Technological Innovations: Mobile Betting Advancements

Technological advancements have significantly shaped the sports betting industry. The advent of mobile betting applications has revolutionized how consumers engage with betting platforms, offering convenience and real-time betting opportunities. Approximately 72% of betting traffic now comes from mobile devices, highlighting the shift towards digital and mobile-first strategies among bookmakers.

Regulatory Landscape: Changes in Gambling Legislation

Regulatory frameworks play a crucial role in the development of the sports betting market. In regions like the United States, the repeal of PASPA in 2018 allowed states to legalize sports betting individually. Since then, over 30 states have passed legislation to permit sports betting, which has dramatically increased market participation and revenue generation.

Geographic Expansion: Emerging Markets Growth

Emerging markets, particularly in Asia and Africa, are experiencing rapid growth in sports betting, fueled by increasing internet penetration and mobile phone usage. Countries like Kenya, Nigeria, and India have seen a surge in sports betting activities among their populations, driven by the affordability and accessibility of mobile internet.

Consumer Behavior: Betting Preferences and Patterns

Consumer behavior in sports betting varies significantly across different regions. In Europe, football (soccer) attracts most bets, while in the United States, American football, basketball, and baseball dominate betting activities. The growth of live betting, where bets are placed during the event, has also altered consumer engagement, offering dynamic betting options that increase user involvement and betting volume.

Economic Impact: Revenue Generation and Job Creation

The sports betting industry has become a significant economic driver in many regions, contributing to job creation and revenue generation. In 2021, sports betting generated over $4 billion in total revenue in the U.S. alone, supporting thousands of jobs in technology, regulatory compliance, and customer service sectors.

Marketing Strategies

Marketing strategies in the sports betting industry are vital for customer acquisition and retention. Promotions such as deposit match bonus offers are common, where bookmakers match a player’s deposit by a certain percentage, effectively doubling the resources the player can bet with. This strategy not only attracts new users but also encourages higher deposit amounts and repeated engagement.

Sponsorships and Partnerships: Influence on Sports and Media

The symbiosis between sports betting and professional sports has intensified, with numerous partnerships forming between betting companies and sports leagues or teams.
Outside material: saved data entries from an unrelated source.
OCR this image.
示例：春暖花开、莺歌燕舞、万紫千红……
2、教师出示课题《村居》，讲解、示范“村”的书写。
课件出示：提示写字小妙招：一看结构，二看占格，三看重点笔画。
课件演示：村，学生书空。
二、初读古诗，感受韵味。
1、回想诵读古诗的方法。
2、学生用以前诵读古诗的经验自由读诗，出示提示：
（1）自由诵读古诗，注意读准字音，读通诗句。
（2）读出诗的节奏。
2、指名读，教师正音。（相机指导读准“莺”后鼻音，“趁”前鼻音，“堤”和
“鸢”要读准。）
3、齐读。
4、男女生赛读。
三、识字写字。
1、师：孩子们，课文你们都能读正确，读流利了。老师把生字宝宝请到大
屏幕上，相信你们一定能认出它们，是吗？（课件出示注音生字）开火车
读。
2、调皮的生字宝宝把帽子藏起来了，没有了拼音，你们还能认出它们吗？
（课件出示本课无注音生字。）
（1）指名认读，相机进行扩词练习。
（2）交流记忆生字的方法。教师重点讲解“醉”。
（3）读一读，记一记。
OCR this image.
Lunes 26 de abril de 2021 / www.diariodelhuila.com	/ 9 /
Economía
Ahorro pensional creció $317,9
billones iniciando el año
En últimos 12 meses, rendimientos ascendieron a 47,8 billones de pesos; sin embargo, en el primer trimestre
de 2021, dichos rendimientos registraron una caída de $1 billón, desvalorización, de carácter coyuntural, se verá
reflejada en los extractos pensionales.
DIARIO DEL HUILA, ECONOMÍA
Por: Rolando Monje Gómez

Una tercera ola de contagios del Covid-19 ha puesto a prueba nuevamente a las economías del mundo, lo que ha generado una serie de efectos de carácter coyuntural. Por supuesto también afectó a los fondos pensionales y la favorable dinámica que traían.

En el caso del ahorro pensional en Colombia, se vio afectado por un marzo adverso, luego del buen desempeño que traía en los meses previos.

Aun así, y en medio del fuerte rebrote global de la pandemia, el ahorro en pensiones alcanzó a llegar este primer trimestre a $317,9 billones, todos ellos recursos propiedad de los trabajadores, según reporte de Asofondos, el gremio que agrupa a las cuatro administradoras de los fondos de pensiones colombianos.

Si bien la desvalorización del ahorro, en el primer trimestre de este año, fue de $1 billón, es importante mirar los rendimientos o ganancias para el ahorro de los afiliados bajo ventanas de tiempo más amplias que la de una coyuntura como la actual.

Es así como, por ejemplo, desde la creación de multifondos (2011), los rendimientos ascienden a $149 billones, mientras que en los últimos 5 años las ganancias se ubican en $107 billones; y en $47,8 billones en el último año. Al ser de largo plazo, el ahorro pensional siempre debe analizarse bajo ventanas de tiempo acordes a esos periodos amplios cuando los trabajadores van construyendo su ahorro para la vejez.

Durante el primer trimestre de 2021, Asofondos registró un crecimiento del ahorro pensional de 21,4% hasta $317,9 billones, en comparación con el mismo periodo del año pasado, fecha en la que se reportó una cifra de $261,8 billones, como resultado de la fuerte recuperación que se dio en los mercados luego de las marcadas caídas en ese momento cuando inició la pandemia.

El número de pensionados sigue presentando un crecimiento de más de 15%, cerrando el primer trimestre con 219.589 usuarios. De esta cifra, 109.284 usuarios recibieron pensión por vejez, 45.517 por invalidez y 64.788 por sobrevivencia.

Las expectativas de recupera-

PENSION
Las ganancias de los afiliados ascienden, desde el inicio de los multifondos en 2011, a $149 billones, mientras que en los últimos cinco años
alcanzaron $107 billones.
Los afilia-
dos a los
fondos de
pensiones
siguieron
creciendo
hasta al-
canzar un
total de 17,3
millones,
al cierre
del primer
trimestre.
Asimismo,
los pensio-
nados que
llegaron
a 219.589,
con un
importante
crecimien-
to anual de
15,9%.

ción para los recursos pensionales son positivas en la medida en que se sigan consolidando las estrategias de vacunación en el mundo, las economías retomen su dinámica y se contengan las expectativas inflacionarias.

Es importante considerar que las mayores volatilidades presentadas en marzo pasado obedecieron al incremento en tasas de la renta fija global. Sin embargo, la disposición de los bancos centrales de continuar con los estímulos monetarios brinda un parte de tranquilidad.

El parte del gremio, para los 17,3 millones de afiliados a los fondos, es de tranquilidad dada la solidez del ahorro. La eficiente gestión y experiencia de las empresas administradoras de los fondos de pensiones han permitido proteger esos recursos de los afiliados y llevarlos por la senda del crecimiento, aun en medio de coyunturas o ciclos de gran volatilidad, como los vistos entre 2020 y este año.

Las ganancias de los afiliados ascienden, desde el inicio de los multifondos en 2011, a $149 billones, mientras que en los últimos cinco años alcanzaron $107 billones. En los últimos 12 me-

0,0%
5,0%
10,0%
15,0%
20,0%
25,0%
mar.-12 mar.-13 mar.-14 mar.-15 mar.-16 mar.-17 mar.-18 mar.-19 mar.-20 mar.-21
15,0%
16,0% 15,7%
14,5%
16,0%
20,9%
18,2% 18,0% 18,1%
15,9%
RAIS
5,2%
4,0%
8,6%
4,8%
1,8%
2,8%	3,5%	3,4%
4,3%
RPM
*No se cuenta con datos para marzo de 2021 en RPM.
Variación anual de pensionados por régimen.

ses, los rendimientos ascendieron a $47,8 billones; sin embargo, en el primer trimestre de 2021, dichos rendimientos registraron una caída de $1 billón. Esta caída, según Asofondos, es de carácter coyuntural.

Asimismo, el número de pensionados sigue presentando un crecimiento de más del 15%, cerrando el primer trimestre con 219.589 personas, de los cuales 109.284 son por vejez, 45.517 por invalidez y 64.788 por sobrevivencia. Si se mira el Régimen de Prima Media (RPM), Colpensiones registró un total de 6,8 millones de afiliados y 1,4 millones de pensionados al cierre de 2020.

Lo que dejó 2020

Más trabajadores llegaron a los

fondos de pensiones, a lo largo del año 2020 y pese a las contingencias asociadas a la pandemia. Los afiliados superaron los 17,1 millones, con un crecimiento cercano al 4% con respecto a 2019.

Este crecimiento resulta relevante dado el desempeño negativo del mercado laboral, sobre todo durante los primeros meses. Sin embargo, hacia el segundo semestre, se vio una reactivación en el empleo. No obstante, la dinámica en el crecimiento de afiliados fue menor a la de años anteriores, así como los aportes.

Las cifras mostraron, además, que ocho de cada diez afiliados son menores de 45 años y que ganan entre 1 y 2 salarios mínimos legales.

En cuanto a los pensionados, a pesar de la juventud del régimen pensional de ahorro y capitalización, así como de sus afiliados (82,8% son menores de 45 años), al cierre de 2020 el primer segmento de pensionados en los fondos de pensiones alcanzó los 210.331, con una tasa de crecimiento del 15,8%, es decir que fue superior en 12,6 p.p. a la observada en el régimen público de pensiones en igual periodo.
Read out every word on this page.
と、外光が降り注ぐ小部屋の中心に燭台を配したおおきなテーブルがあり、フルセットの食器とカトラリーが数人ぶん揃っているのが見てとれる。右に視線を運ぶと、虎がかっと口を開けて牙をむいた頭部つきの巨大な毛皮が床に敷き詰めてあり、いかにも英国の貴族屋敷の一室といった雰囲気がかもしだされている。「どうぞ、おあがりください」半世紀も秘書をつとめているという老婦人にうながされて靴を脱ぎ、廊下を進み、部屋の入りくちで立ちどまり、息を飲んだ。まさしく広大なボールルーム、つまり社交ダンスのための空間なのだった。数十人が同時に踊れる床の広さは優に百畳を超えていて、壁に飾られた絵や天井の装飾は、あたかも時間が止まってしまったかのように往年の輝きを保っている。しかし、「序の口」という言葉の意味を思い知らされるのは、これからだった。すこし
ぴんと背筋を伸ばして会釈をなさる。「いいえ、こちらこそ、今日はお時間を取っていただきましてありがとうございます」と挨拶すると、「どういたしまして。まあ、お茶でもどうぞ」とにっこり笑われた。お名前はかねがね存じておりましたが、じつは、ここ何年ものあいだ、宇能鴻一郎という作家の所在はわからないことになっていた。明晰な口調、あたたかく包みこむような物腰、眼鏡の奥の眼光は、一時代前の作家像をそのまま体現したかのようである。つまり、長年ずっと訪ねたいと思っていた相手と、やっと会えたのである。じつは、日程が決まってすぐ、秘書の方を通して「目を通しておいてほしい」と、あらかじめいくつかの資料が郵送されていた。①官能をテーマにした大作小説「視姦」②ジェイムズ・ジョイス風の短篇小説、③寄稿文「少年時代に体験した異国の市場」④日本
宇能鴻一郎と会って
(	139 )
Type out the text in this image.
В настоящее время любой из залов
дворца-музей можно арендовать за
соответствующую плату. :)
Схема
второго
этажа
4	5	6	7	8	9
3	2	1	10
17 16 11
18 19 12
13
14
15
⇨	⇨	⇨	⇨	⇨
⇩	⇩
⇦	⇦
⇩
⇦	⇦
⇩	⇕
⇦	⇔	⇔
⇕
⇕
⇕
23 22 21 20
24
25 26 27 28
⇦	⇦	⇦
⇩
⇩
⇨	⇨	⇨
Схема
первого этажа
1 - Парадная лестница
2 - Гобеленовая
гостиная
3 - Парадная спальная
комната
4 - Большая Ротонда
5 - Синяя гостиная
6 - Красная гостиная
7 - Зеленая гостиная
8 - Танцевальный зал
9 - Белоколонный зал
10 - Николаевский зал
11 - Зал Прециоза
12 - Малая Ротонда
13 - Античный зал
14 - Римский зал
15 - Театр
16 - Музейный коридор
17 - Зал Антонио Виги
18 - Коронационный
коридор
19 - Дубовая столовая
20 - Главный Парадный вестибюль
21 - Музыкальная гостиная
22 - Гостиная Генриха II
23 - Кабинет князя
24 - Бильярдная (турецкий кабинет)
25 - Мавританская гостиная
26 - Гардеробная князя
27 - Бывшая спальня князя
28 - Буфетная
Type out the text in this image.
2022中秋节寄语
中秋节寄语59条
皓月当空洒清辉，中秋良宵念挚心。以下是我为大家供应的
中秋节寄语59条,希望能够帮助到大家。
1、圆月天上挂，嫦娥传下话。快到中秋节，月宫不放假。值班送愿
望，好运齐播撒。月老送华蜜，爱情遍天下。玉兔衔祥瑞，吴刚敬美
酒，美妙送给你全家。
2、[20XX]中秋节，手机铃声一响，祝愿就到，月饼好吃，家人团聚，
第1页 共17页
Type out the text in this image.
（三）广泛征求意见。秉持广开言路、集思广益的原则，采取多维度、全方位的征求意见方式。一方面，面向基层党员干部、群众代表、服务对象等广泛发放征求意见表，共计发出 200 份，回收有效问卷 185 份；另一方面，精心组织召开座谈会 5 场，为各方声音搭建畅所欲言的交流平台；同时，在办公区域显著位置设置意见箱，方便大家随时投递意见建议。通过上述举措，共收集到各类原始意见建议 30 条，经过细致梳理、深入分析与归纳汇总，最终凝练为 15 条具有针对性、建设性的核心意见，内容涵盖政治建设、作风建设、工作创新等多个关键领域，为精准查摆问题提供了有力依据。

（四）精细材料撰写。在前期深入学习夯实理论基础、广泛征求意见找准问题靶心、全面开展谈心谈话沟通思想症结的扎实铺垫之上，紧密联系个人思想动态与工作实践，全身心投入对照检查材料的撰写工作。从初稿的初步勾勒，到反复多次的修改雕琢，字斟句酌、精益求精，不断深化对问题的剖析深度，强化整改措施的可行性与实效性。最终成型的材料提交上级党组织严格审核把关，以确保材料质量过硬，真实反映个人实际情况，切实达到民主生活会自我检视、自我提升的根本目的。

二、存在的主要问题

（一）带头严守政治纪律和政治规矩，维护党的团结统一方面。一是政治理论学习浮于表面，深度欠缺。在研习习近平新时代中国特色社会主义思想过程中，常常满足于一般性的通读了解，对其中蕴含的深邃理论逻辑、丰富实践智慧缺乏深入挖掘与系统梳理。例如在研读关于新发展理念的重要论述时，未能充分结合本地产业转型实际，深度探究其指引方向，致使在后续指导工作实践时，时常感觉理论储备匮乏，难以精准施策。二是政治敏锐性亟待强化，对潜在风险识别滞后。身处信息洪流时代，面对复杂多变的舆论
These sponsorships offer mutual benefits; leagues and teams gain financial support, while betting companies increase their visibility and consumer reach.

Challenges and Risks: Addressing Problem Gambling

While the sports betting market offers substantial economic benefits, it also presents challenges, particularly related to problem gambling. Regulators and companies are increasingly focusing on responsible gambling measures to mitigate risks, including setting betting limits, offering self-exclusion programs, and promoting awareness about gambling addiction.

Outlook: Innovations and Market Predictions

Looking ahead, the sports betting market is poised for further growth, with innovations in live betting, esports, and virtual sports betting expected to attract new demographics. The integration of advanced analytics and machine learning could also enhance personalized betting experiences, driving engagement and customer loyalty in a highly competitive market.